La lista dei casi è ancora lunga, poco rassicurante l’atteggiamento della chiesa che nella maggioranza dei casi si è limitata a sospendere il sacerdote per poi trasferirlo poco dopo in una nuova parrocchia, lontano da dove erano stati commessi i crimini. La Rete L’ABUSO ha stilato un elenco di preti condannati in Italia in via definitiva dal 2000 a oggi. Quasi 150 solo in Italia in soli 15 anni, sembrano tanti ma in realtà sono solo una minima parte perché restano esclusi da quella lista tutti coloro nei confronti dei quali, causa l’intervento della prescrizione, l’autorità giudiziaria non ha mai indagato, tutti quelli ancora sottoposti ad indagine o in fase di giudizio e quelli trasferiti altrove e di cui si sono fatte perdere le tracce.

In nessuno dei casi emersi, non solo nel nostro paese, la chiesa non ha denunciato spontaneamente un solo caso all’autorità giudiziaria.

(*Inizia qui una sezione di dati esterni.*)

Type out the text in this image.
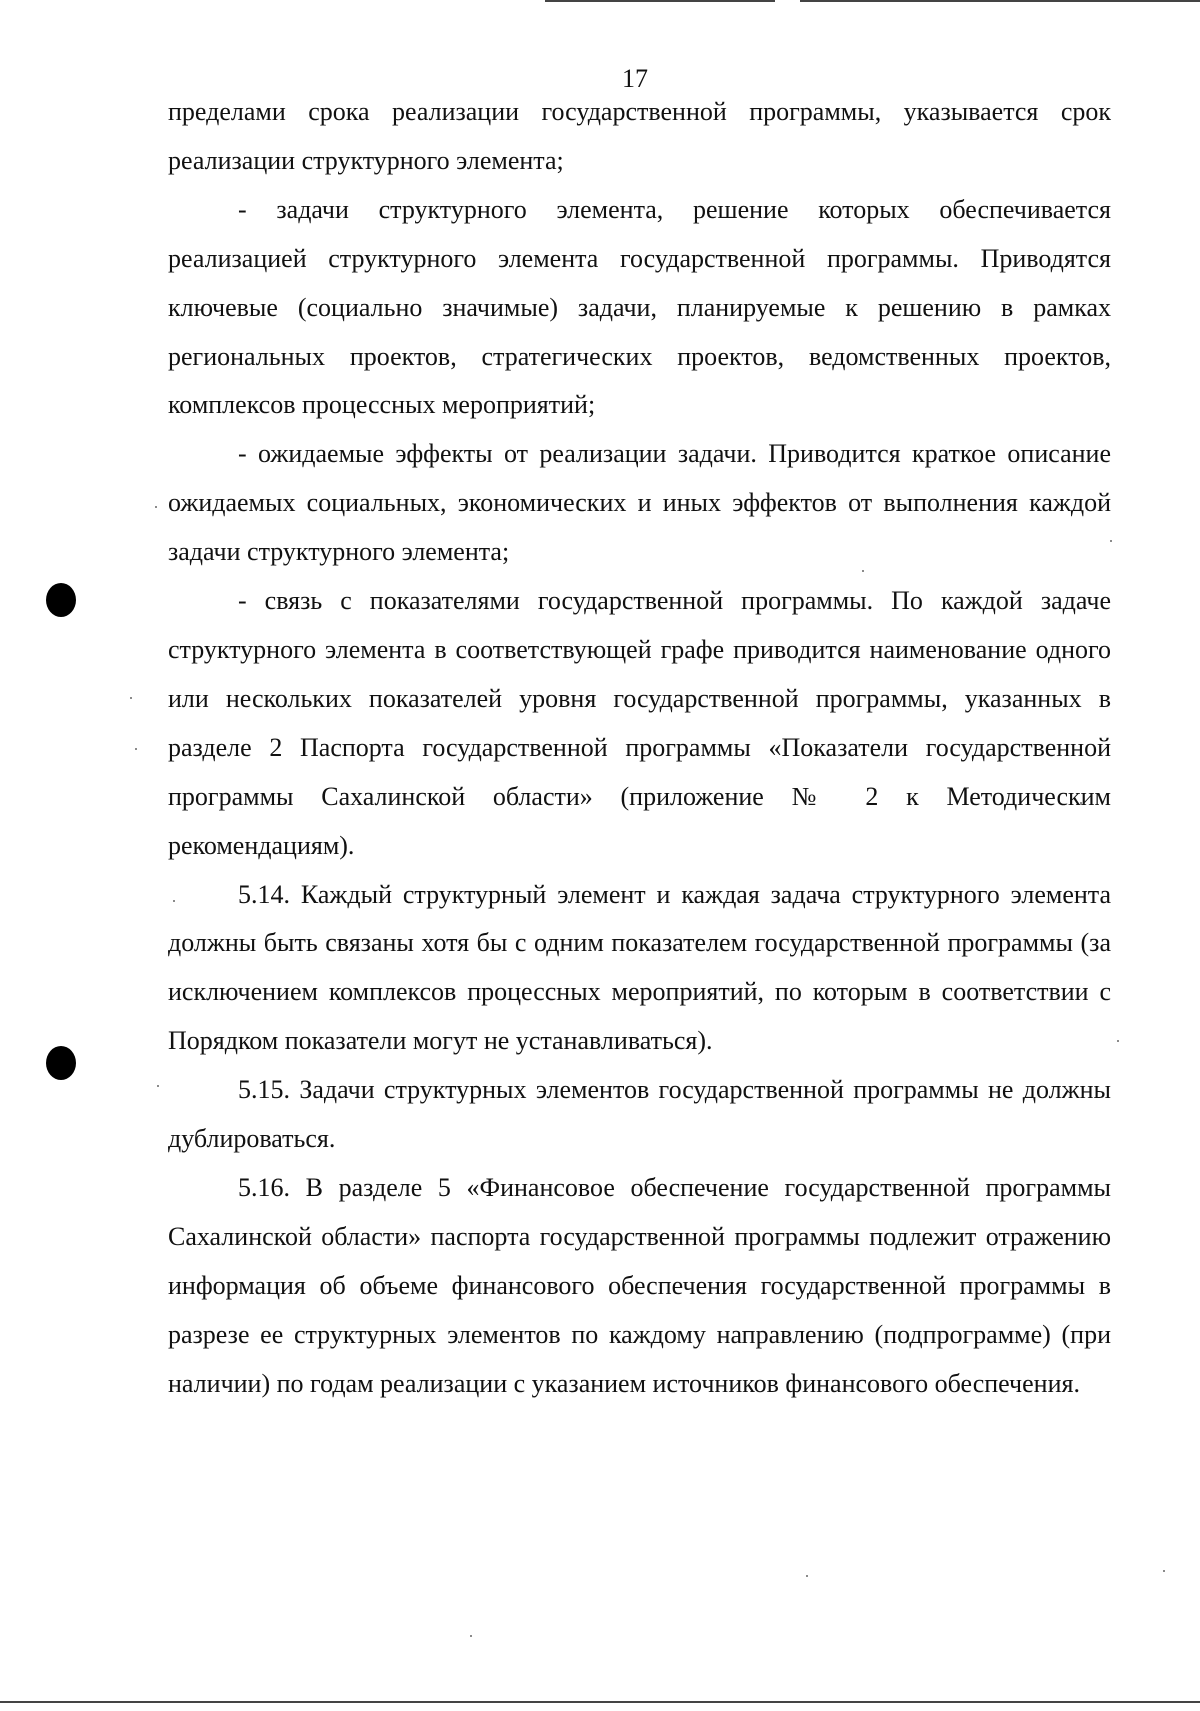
17

пределами срока реализации государственной программы, указывается срок реализации структурного элемента;

- задачи структурного элемента, решение которых обеспечивается реализацией структурного элемента государственной программы. Приводятся ключевые (социально значимые) задачи, планируемые к решению в рамках региональных проектов, стратегических проектов, ведомственных проектов, комплексов процессных мероприятий;

- ожидаемые эффекты от реализации задачи. Приводится краткое описание ожидаемых социальных, экономических и иных эффектов от выполнения каждой задачи структурного элемента;

- связь с показателями государственной программы. По каждой задаче структурного элемента в соответствующей графе приводится наименование одного или нескольких показателей уровня государственной программы, указанных в разделе 2 Паспорта государственной программы «Показатели государственной программы Сахалинской области» (приложение № 2 к Методическим рекомендациям).

5.14. Каждый структурный элемент и каждая задача структурного элемента должны быть связаны хотя бы с одним показателем государственной программы (за исключением комплексов процессных мероприятий, по которым в соответствии с Порядком показатели могут не устанавливаться).

5.15. Задачи структурных элементов государственной программы не должны дублироваться.

5.16. В разделе 5 «Финансовое обеспечение государственной программы Сахалинской области» паспорта государственной программы подлежит отражению информация об объеме финансового обеспечения государственной программы в разрезе ее структурных элементов по каждому направлению (подпрограмме) (при наличии) по годам реализации с указанием источников финансового обеспечения.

Nessuna vittima, anche ai tempi di Papa Francesco è mai stata risarcita volontariamente dalla chiesa, tranne in quei casi dove il risarcimento è stato imposto dal tribunale.

Alla luce di quella che è la realtà è difficile dire che oggi, i provvedimenti di papa Francesco siano efficaci, si può dire solo che la chiesa ha cambiato le modalità per tutelare la propria istituzione ma non le vittime le quali vengono ancora viste dalla stessa chiesa come un problema da risolvere e non come persone da aiutare a seguito del danno subito. Difficilmente vedremo un successo nei provvedimenti di papa Francesco perché malgrado le buone intenzioni, in Italia i primi a non denunciare, neppure alla chiesa sono i vescovi, i quali continuano ad omettere le denunce.

L’unica via per risolvere seriamente il problema sarebbe che il papa obbligasse i vescovi a denunciare questi reati direttamente all’autorità giudiziaria, ma forse questa è una via troppo semplice ed efficace, forse la chiesa non è molto motivata nel voler risolvere il problema. La stessa linea dura annunciata da papa Francesco e tanto esaltata dalla stampa, basta rifletterci è totalmente insufficiente, per non dire una farsa. Il solo fatto che la massima condanna prevista dal codice canonico sia la sola riduzione dallo stato clericale del pedofilo e non la reclusione come prevede la legge civile, è indicativo della debolezza dei provvedimenti presi dalla chiesa. A tutto ciò si aggiunge il fatto che non è minimamente previsto un risarcimento per la vittima, la quale nella maggior parte dei casi non potrà mai accedere ad una terapia, spesso molto costosa, che gli permetta di superare questo trauma indelebile.

Io ci andrei davvero molto cauto prima di esaltare i grandi cambiamenti della chiesa in materia di pedofilia, a quanto pare dovuti solo al fatto che una certa stampa sta adottando una linea poco etica e parecchio disinformante.